President Tayyip Erdogan said it was likely that members of the militant Islamic State (IS) group had carried out the late-night attack, the deadliest bombing this year in Turkey, which faces threats from militants at home and across the border with neighbouring Syria.
Mehmet Erdogan, a ruling Justice and Development Party (AKP) lawmaker for Gaziantep said it was not clear who was responsible for the explosion but there was a “high possibility” it was a suicide attack that could have been launched by IS or the Kurdistan Workers' Party (PKK).
The explosion is the latest attack to have rocked the key Nato member in a horrific year that has seen a string of strikes blamed on Kurdish and IS, as well as a bloody July 15 botched coup.
'IS the culprit'
The explosion took place in the Sahinbey district of the city which is said to have a large number of Kurdish residents, fuelling speculation of IS involvement.
Reports said the wedding had a strong Kurdish presence.
“Initial information suggests it is Daesh (an Arabic acronym which is used for the group) who did this,” Gaziantep MP for the AKP, Samil Tayyar, was reported as saying by Dogan news agency.
He added: “It is an area where many of our Kurdish brothers live.”
The pro-Kurdish Peoples' Democratic Party (HDP) said its members had been present at the wedding which was also attended by many women and children.
“The aim of terror is to scare the people but we will not allow this,” said Deputy Prime Minister Mehmet Simsek, who also represents Gaziantep in the Turkish parliament, adding that a suicide bombing was the likely cause.
A major city lying just 60 kilometres (37 miles) north of the Syrian border, Gaziantep has become a hub for Syrians fleeing the civil war in their country.

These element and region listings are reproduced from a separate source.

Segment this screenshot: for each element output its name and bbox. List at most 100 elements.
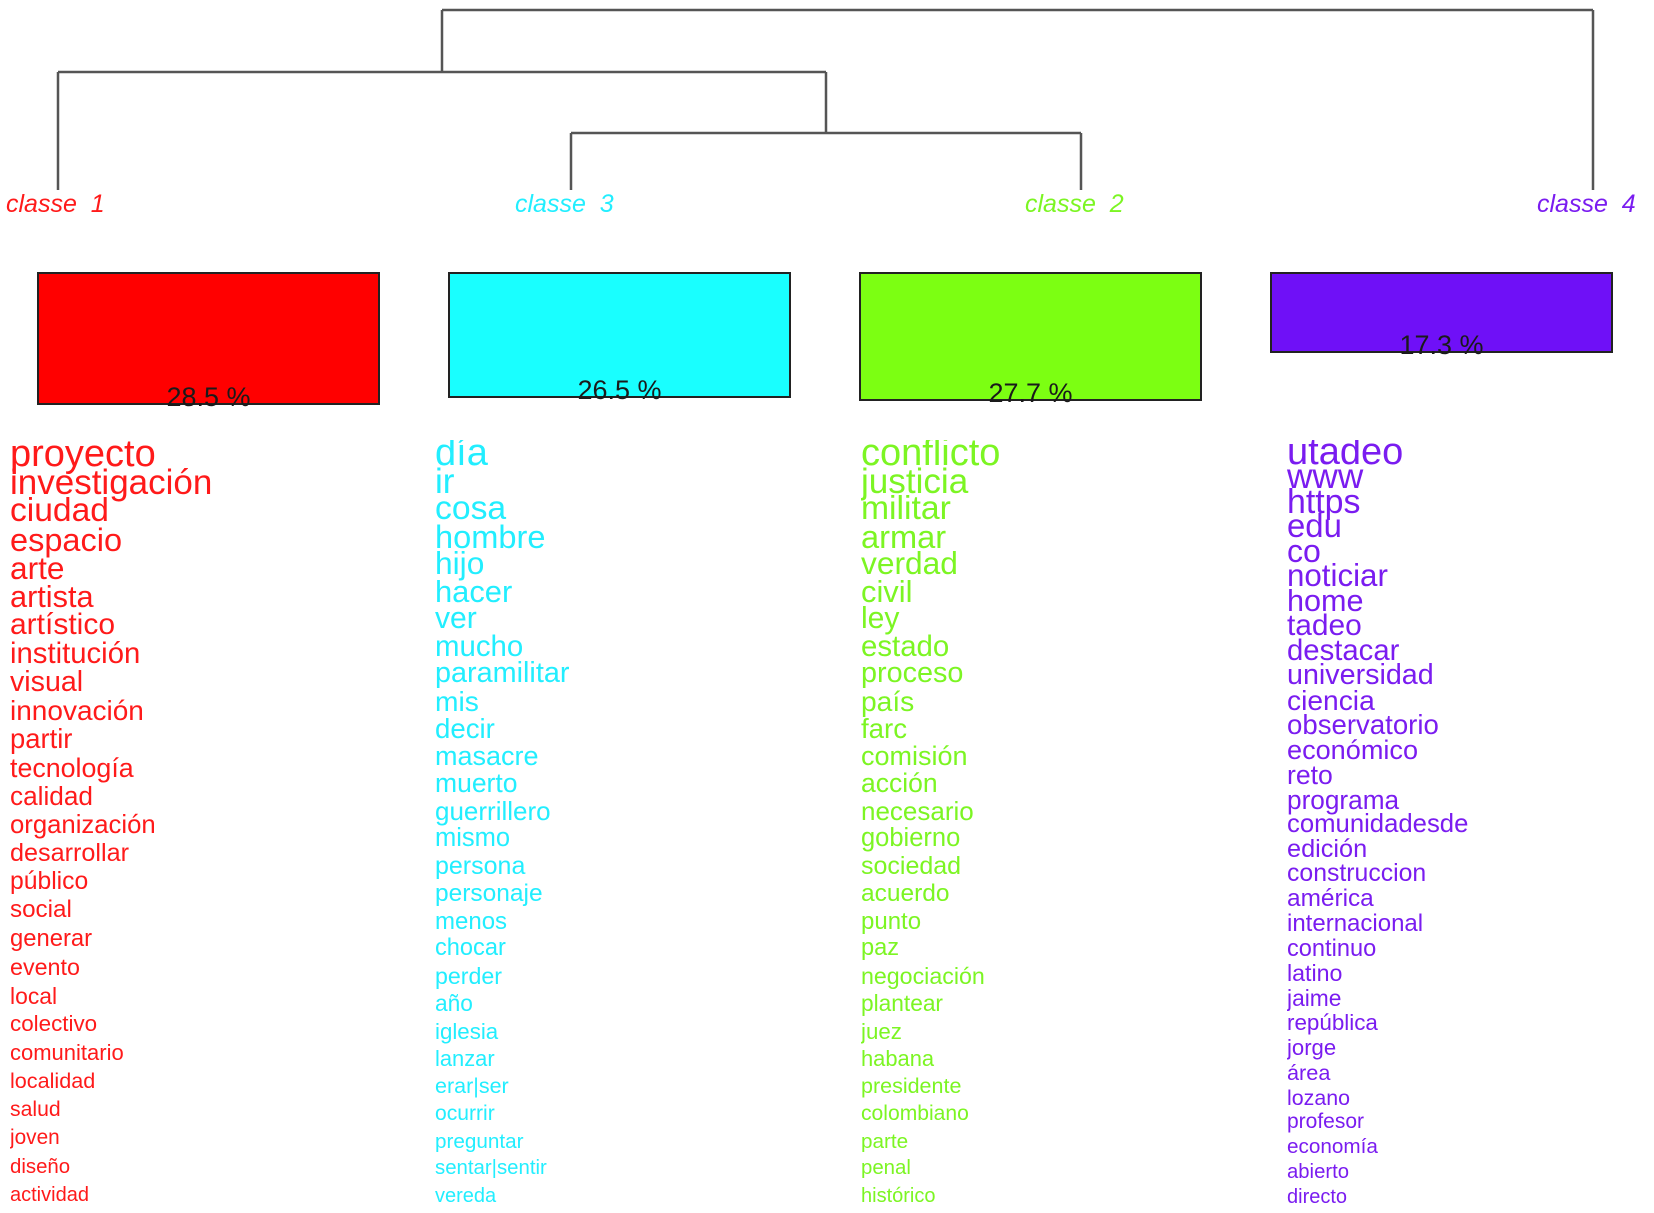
- class-word: civil: [861, 573, 913, 609]
- class-word: gobierno: [861, 824, 961, 852]
- class-word: colectivo: [10, 1011, 98, 1037]
- class-word: social: [10, 896, 72, 924]
- class-word: año: [435, 990, 473, 1016]
- class-word: estado: [861, 629, 950, 663]
- class-word: colombiano: [861, 1102, 969, 1125]
- class-word: home: [1287, 583, 1364, 618]
- class-word: penal: [861, 1157, 911, 1179]
- class-word: profesor: [1287, 1110, 1365, 1134]
- class-word: edu: [1287, 507, 1342, 545]
- class-4-percent: 17.3 %: [1399, 330, 1484, 360]
- class-word: hacer: [435, 573, 513, 609]
- class-word: iglesia: [435, 1018, 499, 1044]
- class-word: construccion: [1287, 860, 1427, 888]
- class-3-word-list: día ir cosa hombre hijo hacer ver mucho paramili…: [435, 440, 815, 1210]
- class-word: jaime: [1287, 985, 1342, 1012]
- class-word: ciudad: [10, 492, 109, 530]
- class-word: mucho: [435, 629, 524, 663]
- class-word: lozano: [1287, 1085, 1351, 1110]
- class-word: ir: [435, 461, 455, 501]
- class-word: presidente: [861, 1073, 962, 1098]
- class-word: diseño: [10, 1155, 71, 1178]
- class-word: paramilitar: [435, 657, 570, 689]
- class-word: innovación: [10, 694, 144, 726]
- class-word: reto: [1287, 759, 1333, 790]
- class-word: punto: [861, 907, 922, 935]
- class-word: acuerdo: [861, 880, 950, 907]
- class-word: acción: [861, 768, 938, 798]
- class-word: justicia: [861, 461, 969, 501]
- class-word: artista: [10, 578, 94, 614]
- class-word: arte: [10, 550, 65, 587]
- class-word: militar: [861, 489, 951, 527]
- class-word: destacar: [1287, 633, 1400, 667]
- class-word: proyecto: [10, 440, 156, 475]
- class-word: artístico: [10, 608, 116, 642]
- class-word: continuo: [1287, 935, 1377, 962]
- class-word: abierto: [1287, 1161, 1350, 1184]
- class-word: www: [1287, 456, 1364, 496]
- class-word: proceso: [861, 657, 964, 689]
- dendrogram-link-root: [440, 8, 1595, 190]
- class-word: conflicto: [861, 440, 1001, 474]
- class-word: parte: [861, 1129, 909, 1153]
- class-word: hombre: [435, 517, 546, 555]
- class-word: armar: [861, 517, 947, 555]
- class-word: joven: [10, 1126, 60, 1150]
- class-word: chocar: [435, 935, 506, 961]
- class-2-percent-box: 27.7 %: [859, 272, 1202, 408]
- class-word: jorge: [1287, 1034, 1337, 1060]
- class-word: noticiar: [1287, 558, 1388, 594]
- class-word: directo: [1287, 1185, 1348, 1208]
- class-word: negociación: [861, 962, 985, 989]
- class-word: américa: [1287, 884, 1374, 912]
- class-word: ocurrir: [435, 1102, 495, 1125]
- class-word: ciencia: [1287, 684, 1375, 717]
- class-1-percent-box: 28.5 %: [37, 272, 380, 412]
- class-word: visual: [10, 666, 84, 699]
- class-word: habana: [861, 1046, 935, 1071]
- class-2-percent: 27.7 %: [988, 378, 1073, 408]
- class-word: tadeo: [1287, 608, 1362, 642]
- class-word: área: [1287, 1059, 1331, 1085]
- class-word: económico: [1287, 733, 1419, 765]
- class-2-word-list: conflicto justicia militar armar verdad civil…: [861, 440, 1241, 1210]
- class-word: decir: [435, 713, 495, 744]
- class-word: vereda: [435, 1184, 497, 1207]
- class-4-word-list: utadeo www https edu co noticiar home tadeo dest…: [1287, 440, 1654, 1210]
- class-word: universidad: [1287, 659, 1434, 692]
- class-word: latino: [1287, 960, 1343, 987]
- class-word: espacio: [10, 521, 123, 558]
- class-word: ver: [435, 602, 477, 635]
- class-word: paz: [861, 935, 900, 961]
- class-word: mis: [435, 684, 479, 717]
- class-word: preguntar: [435, 1129, 524, 1153]
- class-word: https: [1287, 482, 1361, 521]
- class-word: público: [10, 867, 89, 895]
- class-word: masacre: [435, 740, 539, 771]
- class-word: organización: [10, 810, 156, 839]
- class-4-label: classe 4: [1537, 190, 1636, 218]
- class-word: programa: [1287, 784, 1400, 815]
- class-1-percent: 28.5 %: [166, 382, 251, 412]
- class-word: muerto: [435, 768, 518, 798]
- class-word: guerrillero: [435, 795, 551, 826]
- class-word: comisión: [861, 740, 968, 771]
- class-word: personaje: [435, 880, 543, 907]
- class-word: economía: [1287, 1135, 1378, 1159]
- class-word: lanzar: [435, 1046, 495, 1071]
- class-word: internacional: [1287, 909, 1424, 937]
- class-word: hijo: [435, 545, 485, 581]
- class-word: localidad: [10, 1068, 96, 1094]
- class-word: calidad: [10, 781, 93, 812]
- class-word: sociedad: [861, 851, 962, 880]
- class-word: verdad: [861, 545, 958, 581]
- class-word: perder: [435, 962, 503, 989]
- class-word: persona: [435, 851, 526, 880]
- class-3-percent-box: 26.5 %: [448, 272, 791, 405]
- class-word: sentar|sentir: [435, 1157, 547, 1179]
- class-4-percent-box: 17.3 %: [1270, 272, 1613, 360]
- class-word: salud: [10, 1097, 61, 1121]
- dendrogram-link-group-a: [56, 70, 828, 190]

Images from the scene showed bodies covered in white sheets while distraught relatives of the victims were comforted in the street.
Turkey has already been hit by a bloody year of militant attacks in its two biggest cities that have left dozens dead.
Kurdish militants have twice struck in Ankara in deadly attacks, while IS suicide bombers have twice killed tourists in the centre of Istanbul.
Twelve people were killed on Thursday in a spate of bombings against Turkish security forces blamed on the PKK who appear to have ramped up their campaign of attacks in the aftermath of the failed coup.
As has been the case in previous attacks, Turkey's broadcasting regulator RTUK banned broadcast of footage from the scene of the attack in Gaziantep.
Information and Communication Agency (BTK) head Omer Fatih Sayan told state-run Anadolu news agency that those sharing images of the bombing would face prosecution.
'More active Turkey'
The blast in Gaziantep came on the day Turkish Prime Minister Binali Yildirim vowed Ankara would play a “more active” role in the next six months in efforts to solve the over five-year Syrian civil war.
In a sign that Turkey's position was becoming gradually more aligned with Russia and Iran, he added that Syrian President Bashar al-Assad could remain temporarily during a transition period. Iran and Russia are the main allies of Assad whereas Turkey has always insisted his exit was a precondition for the end of the conflict.